Persoalan kedepan, ujar Gubernur, bagaimana pemerintah mampu menumbuhkan kreativitas, meningkatkan keterampilan dan kemampuan, salah satunya dengan telah sepakatnya pemerintah provinsi dengan DPRD Provinsi Banten dalam optimalisasi program percepatan pembangunan infrastruktur pada 2018. Meskipun dalam pelaksanaan mengalami beberapa kendala seperti kesiapan aparatur dalam menyiapkan pertumbuhan ekonomi terencana termasuk juga membangun komunikasi dengan para petani, para pengusaha yangb memang memerlukan waktu.

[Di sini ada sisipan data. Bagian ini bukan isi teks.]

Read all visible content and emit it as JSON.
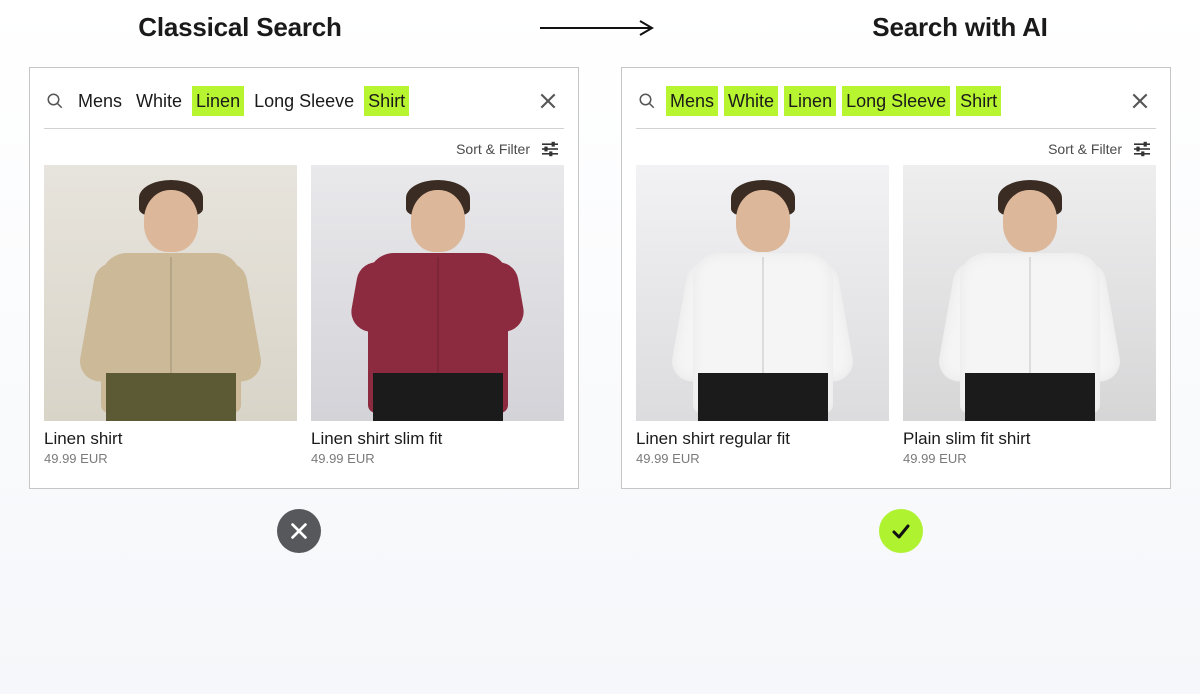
{
  "headings": {
    "left": "Classical Search",
    "right": "Search with AI"
  },
  "sort_filter_label": "Sort & Filter",
  "left_panel": {
    "query_tokens": [
      {
        "t": "Mens",
        "hl": false
      },
      {
        "t": "White",
        "hl": false
      },
      {
        "t": "Linen",
        "hl": true
      },
      {
        "t": "Long Sleeve",
        "hl": false
      },
      {
        "t": "Shirt",
        "hl": true
      }
    ],
    "results": [
      {
        "title": "Linen shirt",
        "price": "49.99 EUR"
      },
      {
        "title": "Linen shirt slim fit",
        "price": "49.99 EUR"
      }
    ],
    "verdict": "fail"
  },
  "right_panel": {
    "query_tokens": [
      {
        "t": "Mens",
        "hl": true
      },
      {
        "t": "White",
        "hl": true
      },
      {
        "t": "Linen",
        "hl": true
      },
      {
        "t": "Long Sleeve",
        "hl": true
      },
      {
        "t": "Shirt",
        "hl": true
      }
    ],
    "results": [
      {
        "title": "Linen shirt regular fit",
        "price": "49.99 EUR"
      },
      {
        "title": "Plain slim fit shirt",
        "price": "49.99 EUR"
      }
    ],
    "verdict": "pass"
  },
  "colors": {
    "highlight": "#b8f531",
    "fail_badge": "#56585c",
    "pass_badge": "#aef230"
  }
}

“Hal ini mengakibatkan perlambatan atau tidak tercapainya progres karena memerlukan waktu, sehingga penyerapan pada periode pertama cukup rendah yakni 12 – 13 persen, namun ada kendala lain yakni sistem non tunai karena tidak bisa kita serap dalam waktu yang lebih singkat. Kalaulah Gubernur dan Wakil Gubernur bersama DPRD sudah bisa membangun dan menyelesaikan 169 dalam dua atau tiga tahun ini, maka kedepan kita harus mendorong dan membantu kabupaten/kota untuk menyelesaikan program infrastruktur yang ada di kota dan kabupaten itu sendiri,”terangnya

Oleh karenanya, Gubernur WH Mengingatkan perlunya rekonsiliasi dan koordinasi pemerintahan di tingkat bawah mulai dari desa, kelurahan, kecamatan, kabupaten serta kota. Dari tahun ke tahun, perencanaan sering kali hilang dari apa yang sudah didiskusikan dari bawah. Begitu juga menjadi kesepakatan di tingkat provinsi ketika dibawa ke tingkat pusat  ketika hasil rekonsiliasi dan koordinasi hilang dari Musrenbang tingkat nasional.

“Musrenbang dan RKPD tahun 2019 harus memberikan manfaat serta memikirkan tentang Banten hari ini dan Banten yang akan datang. Kita harus bisa memahami dan merasakan tentang denyut nadi masyarakat, apa yang menjadi keinginan, aspirasi serta hajat masyarakat. Sehingga apa yang kita lakukan nanti betul-betul memenuhi hasrat dan keinginan masyarakat,”tutup Gubernur.